To be invited to join the gathering as a participant organization was an honor and a bit humbling, seeing the many different ways God calls people and congregations to service. There were groups working hard to sell crafts made by women and girls who were trying to escape human trafficking. Other groups were focusing on environmental causes, social justice ministries and delivering clean water and medicine and establishing fair trade micro-enterprises. There were representatives from colleges and seminaries, church camps and disaster response efforts. Smyth and Helwys, the publishers that printed Millard’s and Clarence’s many books, was well represented. They were looking forward to the September release of Millard’s first book “Beyond the American Dream” which was hand written but never before published. Keith Gammons, Vice President of Production told me that Clarence’s Cotton Patch Gospel translations are still their biggest selling series.

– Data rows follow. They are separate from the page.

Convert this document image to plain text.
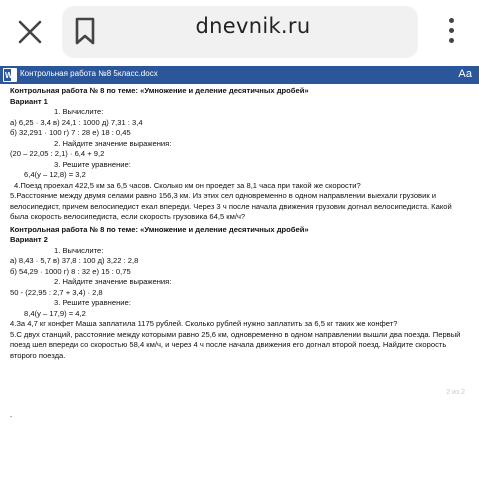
dnevnik.ru
W Контрольная работа №8 5класс.docx	Аа
Контрольная работа № 8 по теме: «Умножение и деление десятичных дробей»
Вариант 1
1. Вычислите:
а) 6,25 · 3,4 в) 24,1 : 1000 д) 7,31 : 3,4
б) 32,291 · 100 г) 7 : 28 е) 18 : 0,45
2. Найдите значение выражения:
(20 – 22,05 : 2,1) · 6,4 + 9,2
3. Решите уравнение:
6,4(у – 12,8) = 3,2
4.Поезд проехал 422,5 км за 6,5 часов. Сколько км он проедет за 8,1 часа при такой же скорости?
5.Расстояние между двумя селами равно 156,3 км. Из этих сел одновременно в одном направлении выехали грузовик и велосипедист, причем велосипедист ехал впереди. Через 3 ч после начала движения грузовик догнал велосипедиста. Какой была скорость велосипедиста, если скорость грузовика 64,5 км/ч?
Контрольная работа № 8 по теме: «Умножение и деление десятичных дробей»
Вариант 2
1. Вычислите:
а) 8,43 · 5,7 в) 37,8 : 100 д) 3,22 : 2,8
б) 54,29 · 1000 г) 8 : 32 е) 15 : 0,75
2. Найдите значение выражения:
50 - (22,95 : 2,7 + 3,4) · 2,8
3. Решите уравнение:
8,4(у – 17,9) = 4,2
4.За 4,7 кг конфет Маша заплатила 1175 рублей. Сколько рублей нужно заплатить за 6,5 кг таких же конфет?
5.С двух станций, расстояние между которыми равно 25,6 км, одновременно в одном направлении вышли два поезда. Первый поезд шел впереди со скоростью 58,4 км/ч, и через 4 ч после начала движения его догнал второй поезд. Найдите скорость второго поезда.
2 из 2
-
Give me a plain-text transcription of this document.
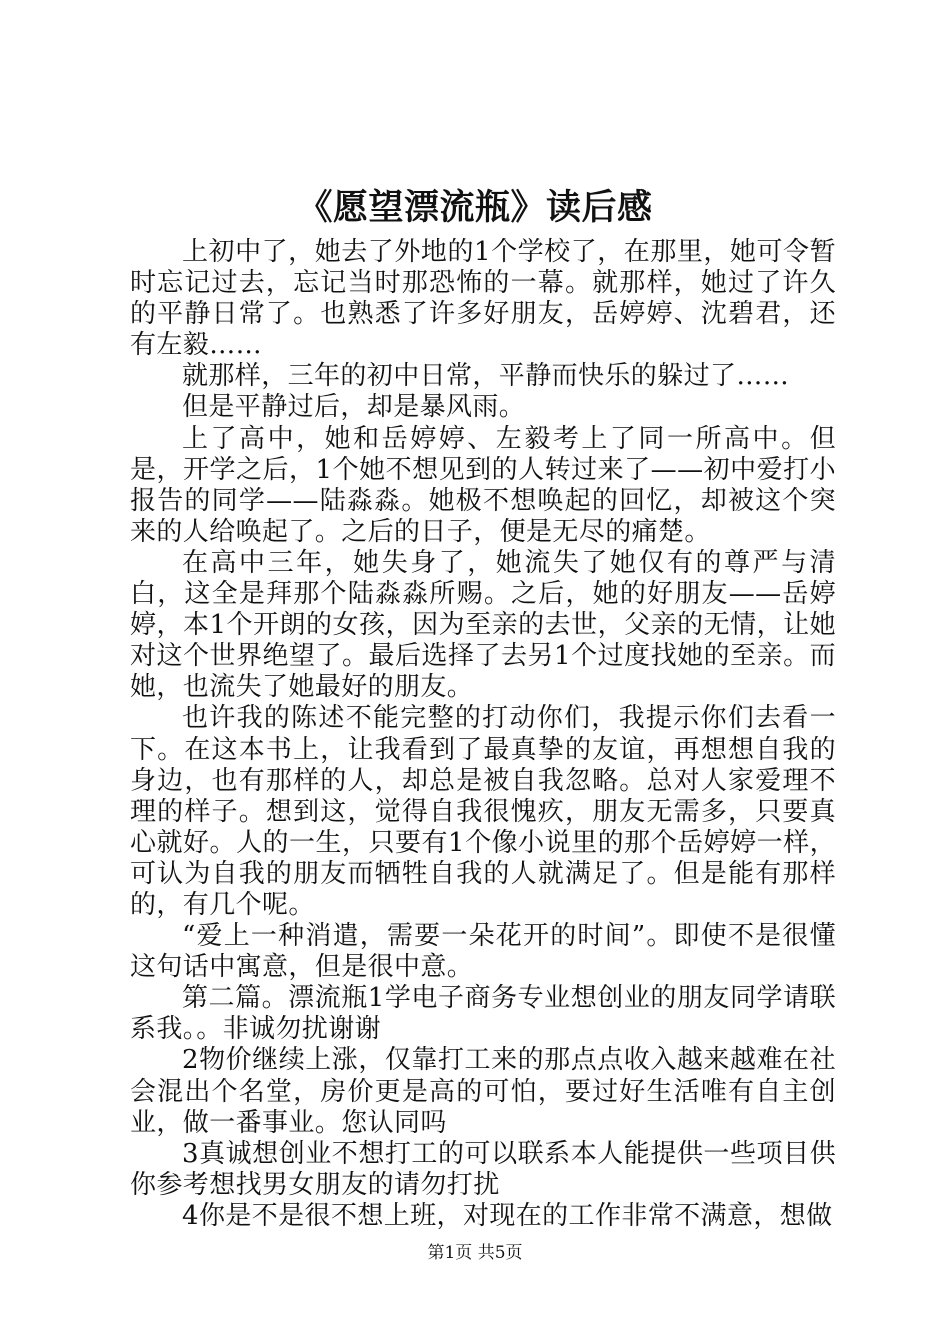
《愿望漂流瓶》读后感

上初中了，她去了外地的1个学校了，在那里，她可令暂时忘记过去，忘记当时那恐怖的一幕。就那样，她过了许久的平静日常了。也熟悉了许多好朋友，岳婷婷、沈碧君，还有左毅……

就那样，三年的初中日常，平静而快乐的躲过了……

但是平静过后，却是暴风雨。

上了高中，她和岳婷婷、左毅考上了同一所高中。但是，开学之后，1个她不想见到的人转过来了——初中爱打小报告的同学——陆淼淼。她极不想唤起的回忆，却被这个突来的人给唤起了。之后的日子，便是无尽的痛楚。

在高中三年，她失身了，她流失了她仅有的尊严与清白，这全是拜那个陆淼淼所赐。之后，她的好朋友——岳婷婷，本1个开朗的女孩，因为至亲的去世，父亲的无情，让她对这个世界绝望了。最后选择了去另1个过度找她的至亲。而她，也流失了她最好的朋友。

也许我的陈述不能完整的打动你们，我提示你们去看一下。在这本书上，让我看到了最真挚的友谊，再想想自我的身边，也有那样的人，却总是被自我忽略。总对人家爱理不理的样子。想到这，觉得自我很愧疚，朋友无需多，只要真心就好。人的一生，只要有1个像小说里的那个岳婷婷一样，可认为自我的朋友而牺牲自我的人就满足了。但是能有那样的，有几个呢。

“爱上一种消遣，需要一朵花开的时间”。即使不是很懂这句话中寓意，但是很中意。

第二篇。漂流瓶1学电子商务专业想创业的朋友同学请联系我。。非诚勿扰谢谢

2物价继续上涨，仅靠打工来的那点点收入越来越难在社会混出个名堂，房价更是高的可怕，要过好生活唯有自主创业，做一番事业。您认同吗

3真诚想创业不想打工的可以联系本人能提供一些项目供你参考想找男女朋友的请勿打扰

4你是不是很不想上班，对现在的工作非常不满意，想做

第1页 共5页
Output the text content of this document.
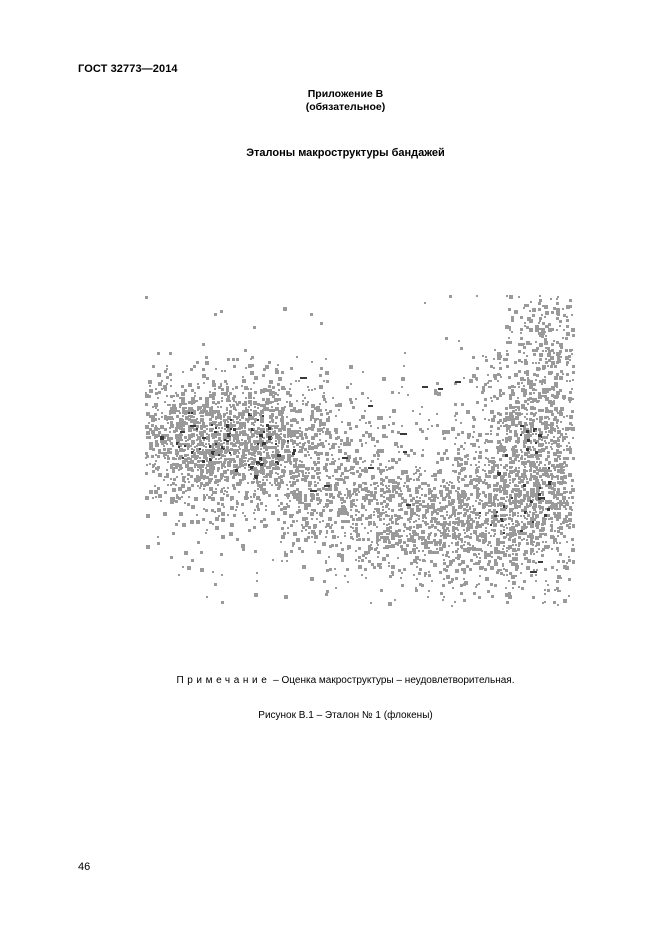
ГОСТ 32773—2014
Приложение В
(обязательное)
Эталоны макроструктуры бандажей
Примечание – Оценка макроструктуры – неудовлетворительная.
Рисунок В.1 – Эталон № 1 (флокены)
46
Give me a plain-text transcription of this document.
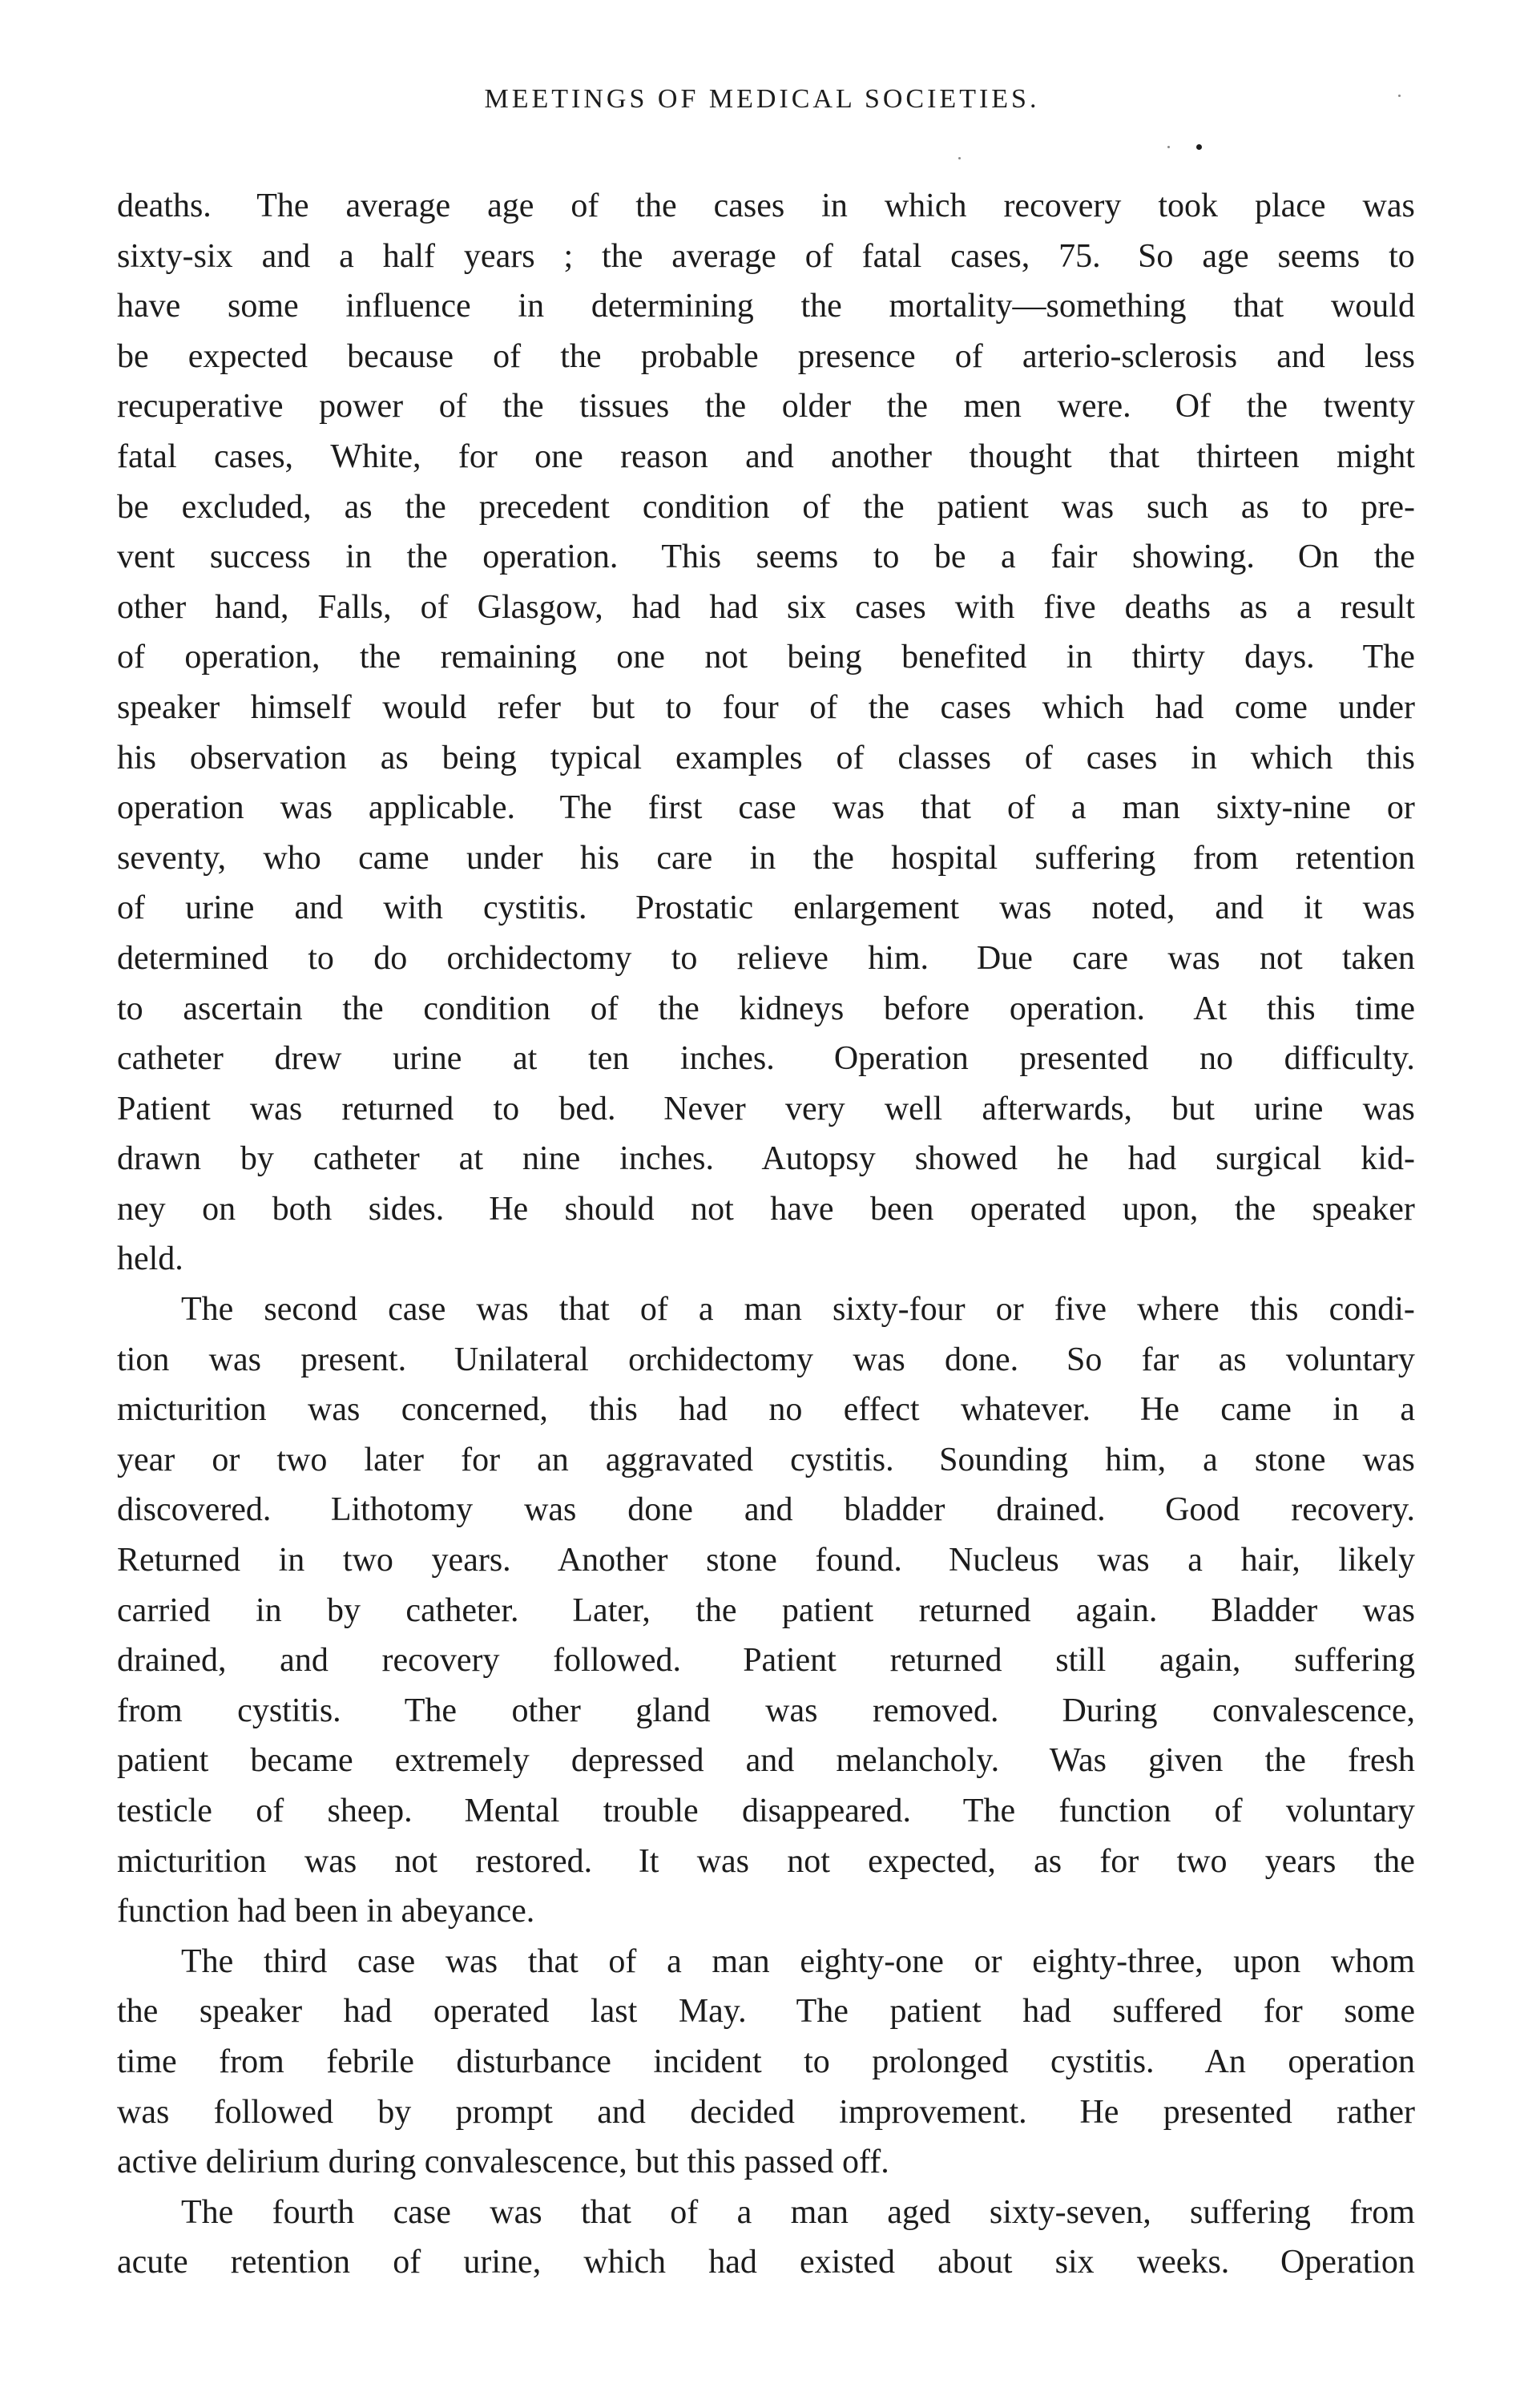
MEETINGS OF MEDICAL SOCIETIES.
deaths. The average age of the cases in which recovery took place was
sixty-six and a half years ; the average of fatal cases, 75. So age seems to
have some influence in determining the mortality—something that would
be expected because of the probable presence of arterio-sclerosis and less
recuperative power of the tissues the older the men were. Of the twenty
fatal cases, White, for one reason and another thought that thirteen might
be excluded, as the precedent condition of the patient was such as to pre-
vent success in the operation. This seems to be a fair showing. On the
other hand, Falls, of Glasgow, had had six cases with five deaths as a result
of operation, the remaining one not being benefited in thirty days. The
speaker himself would refer but to four of the cases which had come under
his observation as being typical examples of classes of cases in which this
operation was applicable. The first case was that of a man sixty-nine or
seventy, who came under his care in the hospital suffering from retention
of urine and with cystitis. Prostatic enlargement was noted, and it was
determined to do orchidectomy to relieve him. Due care was not taken
to ascertain the condition of the kidneys before operation. At this time
catheter drew urine at ten inches. Operation presented no difficulty.
Patient was returned to bed. Never very well afterwards, but urine was
drawn by catheter at nine inches. Autopsy showed he had surgical kid-
ney on both sides. He should not have been operated upon, the speaker
held.
The second case was that of a man sixty-four or five where this condi-
tion was present. Unilateral orchidectomy was done. So far as voluntary
micturition was concerned, this had no effect whatever. He came in a
year or two later for an aggravated cystitis. Sounding him, a stone was
discovered. Lithotomy was done and bladder drained. Good recovery.
Returned in two years. Another stone found. Nucleus was a hair, likely
carried in by catheter. Later, the patient returned again. Bladder was
drained, and recovery followed. Patient returned still again, suffering
from cystitis. The other gland was removed. During convalescence,
patient became extremely depressed and melancholy. Was given the fresh
testicle of sheep. Mental trouble disappeared. The function of voluntary
micturition was not restored. It was not expected, as for two years the
function had been in abeyance.
The third case was that of a man eighty-one or eighty-three, upon whom
the speaker had operated last May. The patient had suffered for some
time from febrile disturbance incident to prolonged cystitis. An operation
was followed by prompt and decided improvement. He presented rather
active delirium during convalescence, but this passed off.
The fourth case was that of a man aged sixty-seven, suffering from
acute retention of urine, which had existed about six weeks. Operation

It was so good to be among friends in Charlotte. I had the pleasure of staying with Allan and Jenny Purtill. Allan was our pastor here in Americus and even though he went to the “younger PTS” (Princeton Theological Seminary) and I went to Pittsburgh Theological, I consider him to be one of my closest buddies. Allan serves on the Fuller Center Board of Advisors and will be hosting the Bike Adventure when they come through Charlotte in a few days.
It was also wonderful to be with Millard and Linda’s daughter-in-law, Dianne Fuller. She has inherited Millard’s “Energizer bunny” spirit and was well connected with many friends and colleagues of her husband, Chris, who serves as a campus minister at Mercer College.
We made many contacts and are overwhelmed by the wonderful potential in these new and renewed relationships. Who knows what wonderful things will happen because of the “Infectious Fulleritis” that is being spread in churches all over the country?